JFK and the Untouchables were watchable.

Untouchables goes downhill fast after Connery exits stage left.
posted by madajb at 9:10 PM on February 3, 2015


Ignorantsavage -

I admit, I have not seen it, but Netflix has it, so added to the queue.
posted by madajb at 9:13 PM on February 3, 2015


"3 Days to Kill" was non-terrible. It was far more a Luc Besson movie with Kevin Costner in it than it was a Kevin Costner movie.
posted by Mister Moofoo at 11:30 PM on February 3, 2015 [1 favorite]

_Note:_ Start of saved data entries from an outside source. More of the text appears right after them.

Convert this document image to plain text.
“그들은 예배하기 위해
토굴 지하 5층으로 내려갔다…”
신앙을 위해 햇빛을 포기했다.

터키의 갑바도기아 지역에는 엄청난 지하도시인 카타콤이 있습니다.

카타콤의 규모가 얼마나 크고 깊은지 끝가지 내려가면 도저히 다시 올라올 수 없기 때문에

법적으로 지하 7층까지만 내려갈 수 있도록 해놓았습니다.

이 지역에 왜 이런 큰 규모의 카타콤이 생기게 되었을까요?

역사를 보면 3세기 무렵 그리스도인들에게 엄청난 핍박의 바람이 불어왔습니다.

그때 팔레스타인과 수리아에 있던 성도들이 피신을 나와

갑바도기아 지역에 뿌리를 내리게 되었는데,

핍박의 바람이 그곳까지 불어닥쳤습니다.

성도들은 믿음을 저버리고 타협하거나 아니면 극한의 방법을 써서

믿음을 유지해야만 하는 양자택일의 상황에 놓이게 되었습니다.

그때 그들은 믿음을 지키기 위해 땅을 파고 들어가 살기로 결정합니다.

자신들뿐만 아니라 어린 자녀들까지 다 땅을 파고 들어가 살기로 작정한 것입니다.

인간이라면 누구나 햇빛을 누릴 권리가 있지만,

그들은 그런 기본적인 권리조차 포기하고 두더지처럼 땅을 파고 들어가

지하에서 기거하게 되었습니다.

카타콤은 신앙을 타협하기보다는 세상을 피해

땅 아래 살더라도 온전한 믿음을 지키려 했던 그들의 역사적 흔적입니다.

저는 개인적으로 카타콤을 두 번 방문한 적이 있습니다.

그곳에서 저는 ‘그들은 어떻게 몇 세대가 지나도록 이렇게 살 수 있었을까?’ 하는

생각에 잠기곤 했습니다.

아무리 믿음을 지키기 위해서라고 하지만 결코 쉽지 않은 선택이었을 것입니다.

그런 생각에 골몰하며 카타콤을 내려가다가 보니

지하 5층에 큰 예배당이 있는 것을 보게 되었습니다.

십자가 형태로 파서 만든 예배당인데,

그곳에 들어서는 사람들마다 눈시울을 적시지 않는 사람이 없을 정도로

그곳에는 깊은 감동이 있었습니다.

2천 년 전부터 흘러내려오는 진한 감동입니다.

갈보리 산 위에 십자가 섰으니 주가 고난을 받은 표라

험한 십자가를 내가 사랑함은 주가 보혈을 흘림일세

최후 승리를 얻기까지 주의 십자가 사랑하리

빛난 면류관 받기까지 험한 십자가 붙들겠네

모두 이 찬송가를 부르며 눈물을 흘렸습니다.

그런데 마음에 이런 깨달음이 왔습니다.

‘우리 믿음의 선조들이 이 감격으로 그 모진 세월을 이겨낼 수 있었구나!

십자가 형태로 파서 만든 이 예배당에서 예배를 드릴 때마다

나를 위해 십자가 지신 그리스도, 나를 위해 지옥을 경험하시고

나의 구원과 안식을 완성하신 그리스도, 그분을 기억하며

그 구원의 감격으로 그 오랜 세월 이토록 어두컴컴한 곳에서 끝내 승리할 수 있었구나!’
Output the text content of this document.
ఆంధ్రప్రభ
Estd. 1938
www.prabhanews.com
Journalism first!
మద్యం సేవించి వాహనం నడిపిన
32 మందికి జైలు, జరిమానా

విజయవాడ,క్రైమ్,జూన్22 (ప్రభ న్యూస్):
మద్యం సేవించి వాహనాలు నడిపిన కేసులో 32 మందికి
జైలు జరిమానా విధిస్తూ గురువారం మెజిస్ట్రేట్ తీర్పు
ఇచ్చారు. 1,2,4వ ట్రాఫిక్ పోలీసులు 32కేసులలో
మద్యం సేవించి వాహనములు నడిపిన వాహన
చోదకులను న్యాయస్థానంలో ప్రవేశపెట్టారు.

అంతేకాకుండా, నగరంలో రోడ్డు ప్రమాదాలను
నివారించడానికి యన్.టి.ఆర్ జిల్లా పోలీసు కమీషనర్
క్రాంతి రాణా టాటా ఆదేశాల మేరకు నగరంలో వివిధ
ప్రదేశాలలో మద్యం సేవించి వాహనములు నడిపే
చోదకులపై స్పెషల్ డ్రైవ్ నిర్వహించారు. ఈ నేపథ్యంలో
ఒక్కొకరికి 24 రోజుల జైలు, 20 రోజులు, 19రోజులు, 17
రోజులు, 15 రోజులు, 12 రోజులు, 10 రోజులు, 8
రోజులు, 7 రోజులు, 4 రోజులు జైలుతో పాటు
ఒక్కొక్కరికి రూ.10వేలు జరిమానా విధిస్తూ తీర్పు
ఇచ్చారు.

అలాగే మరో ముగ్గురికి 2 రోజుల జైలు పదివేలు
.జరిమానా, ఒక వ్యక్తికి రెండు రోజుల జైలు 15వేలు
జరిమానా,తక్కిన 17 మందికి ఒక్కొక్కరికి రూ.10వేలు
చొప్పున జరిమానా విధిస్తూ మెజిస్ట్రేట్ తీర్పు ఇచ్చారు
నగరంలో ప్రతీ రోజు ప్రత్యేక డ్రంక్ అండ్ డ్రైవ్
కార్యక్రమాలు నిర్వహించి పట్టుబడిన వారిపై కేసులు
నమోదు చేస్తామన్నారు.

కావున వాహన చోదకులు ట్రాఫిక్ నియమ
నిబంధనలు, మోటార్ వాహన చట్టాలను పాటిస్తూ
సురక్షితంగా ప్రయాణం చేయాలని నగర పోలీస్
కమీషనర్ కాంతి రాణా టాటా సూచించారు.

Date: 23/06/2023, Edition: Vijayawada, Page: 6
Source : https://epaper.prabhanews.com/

Jesus. This movie sounds vomitous.

Oh well, one more thing not to take any notice of.
posted by glasseyes at 1:41 PM on February 4, 2015


When some friends of mine adopted a multiracial daughter, they actually took classes set up specifically to teach white parents how to care for their children's hair. I believe it was set up as an offshoot of the adoption support group they were in; however, as residents of one of the only states with legal Open Adoption, there may be a more robust adoption community than in other locations.